Der neue Workflow sorgt dafür, dass sich die RedakteurInnen bzw. VJs voll auf ihre Arbeit konzentrieren können, denn die technischen Prozesse erfolgen hoch automatisiert im Hintergrund.

 

Die Implementierung

Das MoovIT-Team ist von Beginn an beratend an dem technischen und redaktionellen Change-Prozess beteiligt gewesen. Technische  Planung,
Produktberatung, Softwareentwicklung und Support in allen Projektphasen umfassen das Leistungsprofil. Dabei stand die Optimierung der redaktionellen Arbeitsprozesse in HD-Qualität im Fokus. Durch den redundanten und performanten Workflow konnte der Forderung nachhöchstmöglicher Produktionssicherheit beim kollaborativen und vernetzten Arbeiten entsprochen werden.
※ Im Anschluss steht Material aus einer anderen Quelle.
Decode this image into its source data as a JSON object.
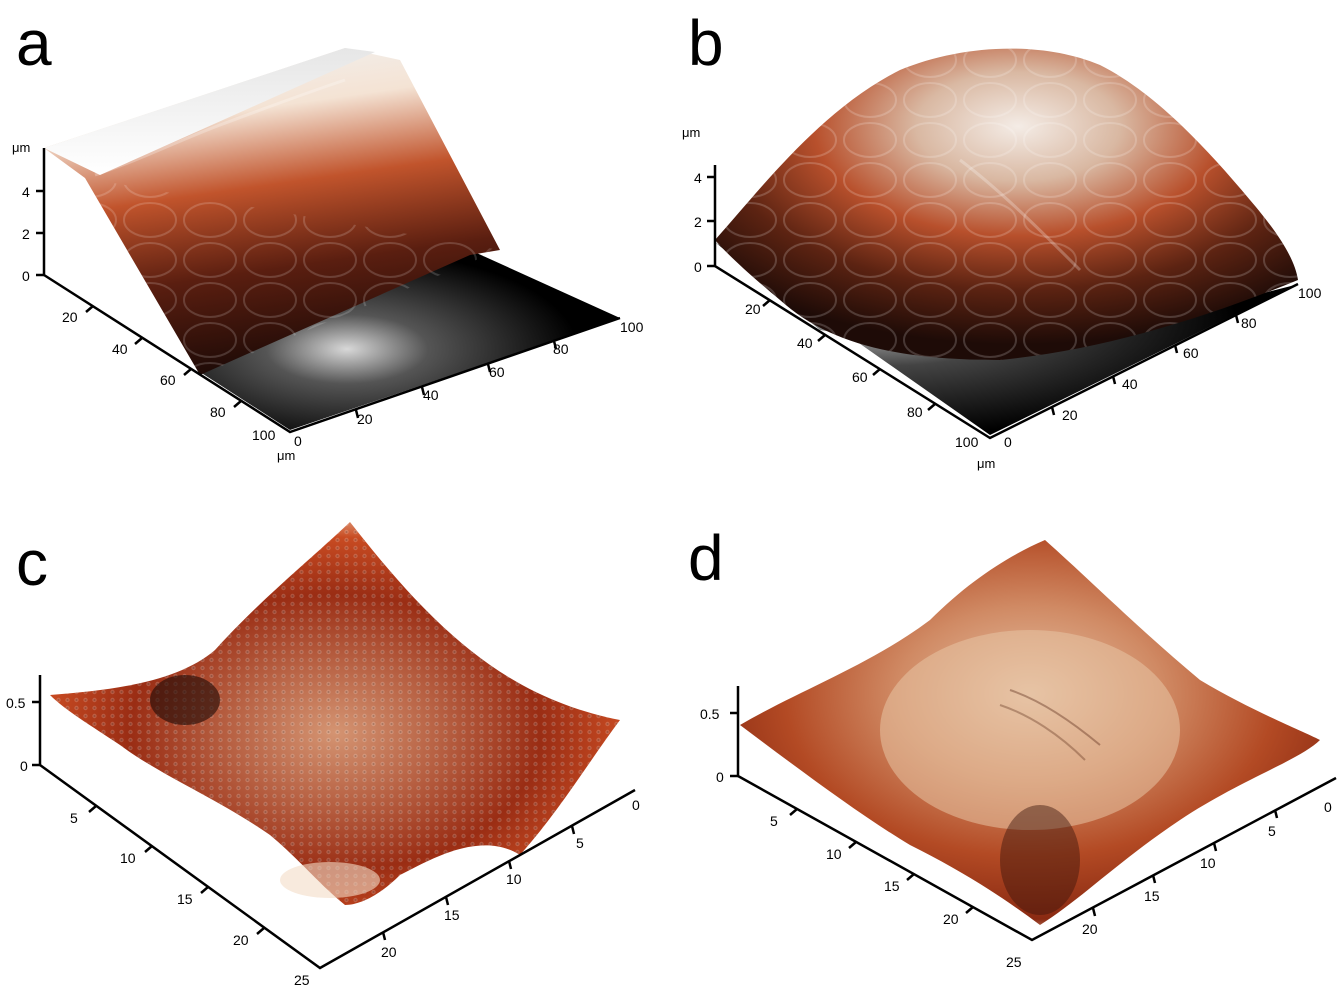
{
  "panels": [
    {
      "letter": "a",
      "z_unit": "μm",
      "z_ticks": [
        "0",
        "2",
        "4"
      ],
      "left_ticks": [
        "20",
        "40",
        "60",
        "80",
        "100"
      ],
      "right_ticks": [
        "0",
        "20",
        "40",
        "60",
        "80",
        "100"
      ],
      "corner_unit": "μm"
    },
    {
      "letter": "b",
      "z_unit": "μm",
      "z_ticks": [
        "0",
        "2",
        "4"
      ],
      "left_ticks": [
        "20",
        "40",
        "60",
        "80",
        "100"
      ],
      "right_ticks": [
        "0",
        "20",
        "40",
        "60",
        "80",
        "100"
      ],
      "corner_unit": "μm"
    },
    {
      "letter": "c",
      "z_ticks": [
        "0",
        "0.5"
      ],
      "left_ticks": [
        "5",
        "10",
        "15",
        "20",
        "25"
      ],
      "right_ticks": [
        "0",
        "5",
        "10",
        "15",
        "20"
      ]
    },
    {
      "letter": "d",
      "z_ticks": [
        "0",
        "0.5"
      ],
      "left_ticks": [
        "5",
        "10",
        "15",
        "20",
        "25"
      ],
      "right_ticks": [
        "0",
        "5",
        "10",
        "15",
        "20"
      ]
    }
  ],
  "colors": {
    "surface_dark": "#1a0a05",
    "surface_mid": "#b03a18",
    "surface_light": "#f6e8dc",
    "floor": "#000000"
  }
}
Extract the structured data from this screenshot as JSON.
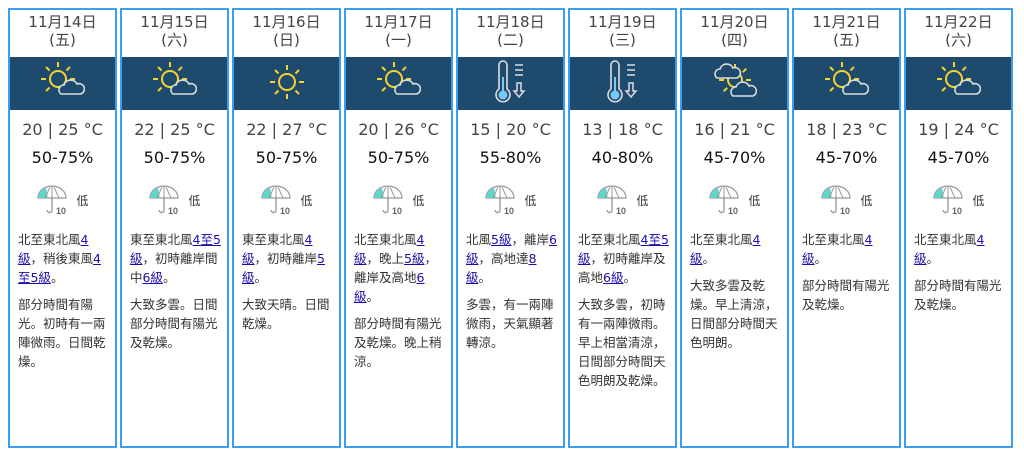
{
  "colors": {
    "border": "#3d9ef0",
    "icon_band": "#1e4a6e",
    "link": "#1a0dab"
  },
  "days": [
    {
      "date": "11月14日",
      "weekday": "(五)",
      "icon": "sunny-periods-cloud-icon",
      "temp": "20 | 25 °C",
      "rh": "50-75%",
      "psr": "低",
      "wind": [
        {
          "t": "北至東北風"
        },
        {
          "t": "4級",
          "link": true
        },
        {
          "t": "，稍後東風"
        },
        {
          "t": "4至5級",
          "link": true
        },
        {
          "t": "。"
        }
      ],
      "weather": "部分時間有陽光。初時有一兩陣微雨。日間乾燥。"
    },
    {
      "date": "11月15日",
      "weekday": "(六)",
      "icon": "sunny-periods-cloud-icon",
      "temp": "22 | 25 °C",
      "rh": "50-75%",
      "psr": "低",
      "wind": [
        {
          "t": "東至東北風"
        },
        {
          "t": "4至5級",
          "link": true
        },
        {
          "t": "，初時離岸間中"
        },
        {
          "t": "6級",
          "link": true
        },
        {
          "t": "。"
        }
      ],
      "weather": "大致多雲。日間部分時間有陽光及乾燥。"
    },
    {
      "date": "11月16日",
      "weekday": "(日)",
      "icon": "sunny-icon",
      "temp": "22 | 27 °C",
      "rh": "50-75%",
      "psr": "低",
      "wind": [
        {
          "t": "東至東北風"
        },
        {
          "t": "4級",
          "link": true
        },
        {
          "t": "，初時離岸"
        },
        {
          "t": "5級",
          "link": true
        },
        {
          "t": "。"
        }
      ],
      "weather": "大致天晴。日間乾燥。"
    },
    {
      "date": "11月17日",
      "weekday": "(一)",
      "icon": "sunny-periods-cloud-icon",
      "temp": "20 | 26 °C",
      "rh": "50-75%",
      "psr": "低",
      "wind": [
        {
          "t": "北至東北風"
        },
        {
          "t": "4級",
          "link": true
        },
        {
          "t": "，晚上"
        },
        {
          "t": "5級",
          "link": true
        },
        {
          "t": "，離岸及高地"
        },
        {
          "t": "6級",
          "link": true
        },
        {
          "t": "。"
        }
      ],
      "weather": "部分時間有陽光及乾燥。晚上稍涼。"
    },
    {
      "date": "11月18日",
      "weekday": "(二)",
      "icon": "cool-thermometer-icon",
      "temp": "15 | 20 °C",
      "rh": "55-80%",
      "psr": "低",
      "wind": [
        {
          "t": "北風"
        },
        {
          "t": "5級",
          "link": true
        },
        {
          "t": "，離岸"
        },
        {
          "t": "6級",
          "link": true
        },
        {
          "t": "，高地達"
        },
        {
          "t": "8級",
          "link": true
        },
        {
          "t": "。"
        }
      ],
      "weather": "多雲，有一兩陣微雨，天氣顯著轉涼。"
    },
    {
      "date": "11月19日",
      "weekday": "(三)",
      "icon": "cool-thermometer-icon",
      "temp": "13 | 18 °C",
      "rh": "40-80%",
      "psr": "低",
      "wind": [
        {
          "t": "北至東北風"
        },
        {
          "t": "4至5級",
          "link": true
        },
        {
          "t": "，初時離岸及高地"
        },
        {
          "t": "6級",
          "link": true
        },
        {
          "t": "。"
        }
      ],
      "weather": "大致多雲，初時有一兩陣微雨。早上相當清涼，日間部分時間天色明朗及乾燥。"
    },
    {
      "date": "11月20日",
      "weekday": "(四)",
      "icon": "mainly-cloudy-sun-icon",
      "temp": "16 | 21 °C",
      "rh": "45-70%",
      "psr": "低",
      "wind": [
        {
          "t": "北至東北風"
        },
        {
          "t": "4級",
          "link": true
        },
        {
          "t": "。"
        }
      ],
      "weather": "大致多雲及乾燥。早上清涼，日間部分時間天色明朗。"
    },
    {
      "date": "11月21日",
      "weekday": "(五)",
      "icon": "sunny-periods-cloud-icon",
      "temp": "18 | 23 °C",
      "rh": "45-70%",
      "psr": "低",
      "wind": [
        {
          "t": "北至東北風"
        },
        {
          "t": "4級",
          "link": true
        },
        {
          "t": "。"
        }
      ],
      "weather": "部分時間有陽光及乾燥。"
    },
    {
      "date": "11月22日",
      "weekday": "(六)",
      "icon": "sunny-periods-cloud-icon",
      "temp": "19 | 24 °C",
      "rh": "45-70%",
      "psr": "低",
      "wind": [
        {
          "t": "北至東北風"
        },
        {
          "t": "4級",
          "link": true
        },
        {
          "t": "。"
        }
      ],
      "weather": "部分時間有陽光及乾燥。"
    }
  ]
}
Die Implementierung erfolgte in Anpassung an die vorhandene Technik bei WestCom; dazu gehören die Schnittplätze sowie das Redaktions- und Archivierungssystem.

Die Umstellung des Workflows erfolgte zunächst für die Produktion des SAT.1 Regionalfensters der WestCom Medien GmbH in Dortmund, weitere Schritte sind in Vorbereitung.

 

Die Vorteile

Der technisch komplexe HD-Workflow ist mit einfachen Bedienelementen ausgestattet, deshalb werden aus RedakteurInnen problemlos VJs, die den gesamten Sendebeitrag selber produzieren können.

Das redundante und performante System bietet größtmögliche Flexibilität und Ausfallsicherheit.

Schnelle Prozesse gewährleisten hohe Aktualität. Während eine Live-Sendung bereits begonnen hat, sind aktuelle Beiträge oft noch in der Bearbeitung, dennoch erfolgt die Ausstrahlung „just in time“.

Die von MoovIT entwickelte Software vereinfacht den Workflow so sehr, dass die Fehlerquote um 50% gesenkt werden konnte. Darüber hinaus ist die Administration ebenfalls so vereinfacht, dass mögliche Fehler sehr schnell gefunden und behoben werden. Das ist eine wesentliche Verbesserung.

Obwohl bei WestCom bisher ausschließlich Apple Endgeräte eingesetzt werden, sind auch andere Clients problemlos integrierbar, was für die Zukunft wichtig sein kann.

Die (Büro-) Netzwerkinfrastruktur anstelle von Fibrechannel erleichtert das kollaborative Arbeiten vor Ort und darüber hinaus mit Partnern an externen Standorten. Die Skalierbarkeit des Systems ist offen für Wachstum und Umbau.

Die Stromkosten konnten signifikant reduziert werden.